Despite the potency of newspaper communications of the past and the occasional disastrous results, they cannot compare to the influence of contemporary radio and television hosts — particularly when they are amplified by social media and other digital communications.

Since the 1980s, when Rush Limbaugh first discovered that outrageous political talk could make him a millionaire, a brand of angry, combative political communication has developed that I believe contributes to, accelerates and is a product of societal regression.

Facebook, Twitter, Instagram, Snapchat and other social media feeds have only intensified the process. Aside from his rallies, Donald Trump’s campaign communications consist almost entirely of 140-character tweets. He has paid for just one or two campaign commercials on television, which in the past has been the communications lifeblood of presidential campaigns.

I recently live-Tweeted from an event – a legislative hearing in Boston – on behalf of a client. And I felt in a new way the power of social media. As I was Tweeting the testimony in 140-character snippets, I was getting immediate feedback from followers. It was real-time communications with individuals I never had met, from across the country, who were following what I was writing about the hearing. I have to say that as a former journalist, I found it intoxicating. No wonder Trump is up at 3 a.m. Tweeting to his millions and millions of followers. You have to wonder who is creating who – is Trump creating this new political environment or are his Twitter followers creating him?

With the decline of newspapers, the barriers between types of communication – news, opinion, fact, fantasy, serious and entertainment – has continued to erode. I was taught as a child that “sticks and stones can break your bones, but names will never hurt you.” Words, in other words, are not important. But they are important, especially when they are wedded to images and sent careening around the world, as they so easily are today.

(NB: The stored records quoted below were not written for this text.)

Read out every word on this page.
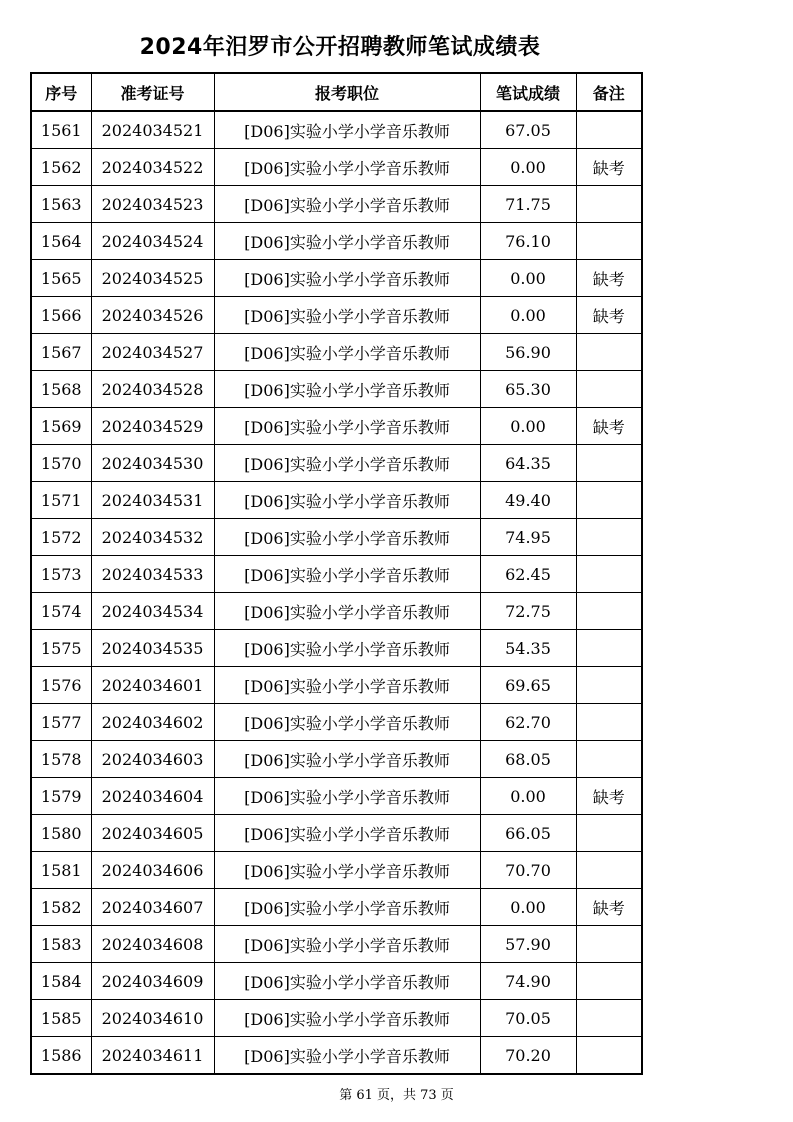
2024年汨罗市公开招聘教师笔试成绩表
序号	准考证号	报考职位	笔试成绩	备注
1561	2024034521	[D06]实验小学小学音乐教师	67.05	
1562	2024034522	[D06]实验小学小学音乐教师	0.00	缺考
1563	2024034523	[D06]实验小学小学音乐教师	71.75	
1564	2024034524	[D06]实验小学小学音乐教师	76.10	
1565	2024034525	[D06]实验小学小学音乐教师	0.00	缺考
1566	2024034526	[D06]实验小学小学音乐教师	0.00	缺考
1567	2024034527	[D06]实验小学小学音乐教师	56.90	
1568	2024034528	[D06]实验小学小学音乐教师	65.30	
1569	2024034529	[D06]实验小学小学音乐教师	0.00	缺考
1570	2024034530	[D06]实验小学小学音乐教师	64.35	
1571	2024034531	[D06]实验小学小学音乐教师	49.40	
1572	2024034532	[D06]实验小学小学音乐教师	74.95	
1573	2024034533	[D06]实验小学小学音乐教师	62.45	
1574	2024034534	[D06]实验小学小学音乐教师	72.75	
1575	2024034535	[D06]实验小学小学音乐教师	54.35	
1576	2024034601	[D06]实验小学小学音乐教师	69.65	
1577	2024034602	[D06]实验小学小学音乐教师	62.70	
1578	2024034603	[D06]实验小学小学音乐教师	68.05	
1579	2024034604	[D06]实验小学小学音乐教师	0.00	缺考
1580	2024034605	[D06]实验小学小学音乐教师	66.05	
1581	2024034606	[D06]实验小学小学音乐教师	70.70	
1582	2024034607	[D06]实验小学小学音乐教师	0.00	缺考
1583	2024034608	[D06]实验小学小学音乐教师	57.90	
1584	2024034609	[D06]实验小学小学音乐教师	74.90	
1585	2024034610	[D06]实验小学小学音乐教师	70.05	
1586	2024034611	[D06]实验小学小学音乐教师	70.20	
第 61 页，共 73 页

Emotionally based communications is a potent conveyor of anxiety and intensity. And I believe it is deserves greater examination as a product of and an accelerator of societal regression.

2 Comments

  1. Laurie Lassiter

    Barbara,

    You make a good case here about the importance of words and the consequences of emotionally charged communications. I didn’t know or had forgotten that about Martin Luther. Christianity was a step forward in seeing others outside of one’s group as human beings, too–but there have been many steps back, too. Can there be emotionally charged communications that lead to greater acceptance of the “other”? I’m thinking of emotionally moving church services, books, and films that promote compassion. Are they the same or different?

  2. Stephanie Ferrera

    Very good words, Barbara. This is the most effective analysis I have seen of the connection between social media and anxiety contagion. I hope you can publish it. Dr. Bowen had a lot to teach about the importance of language. He took great care in selecting words to convey meaning accurately. His objectivity and neutrality came across in everything he wrote. A great contrast with the pathologizing and labeling that runs rampant in much of current public discourse.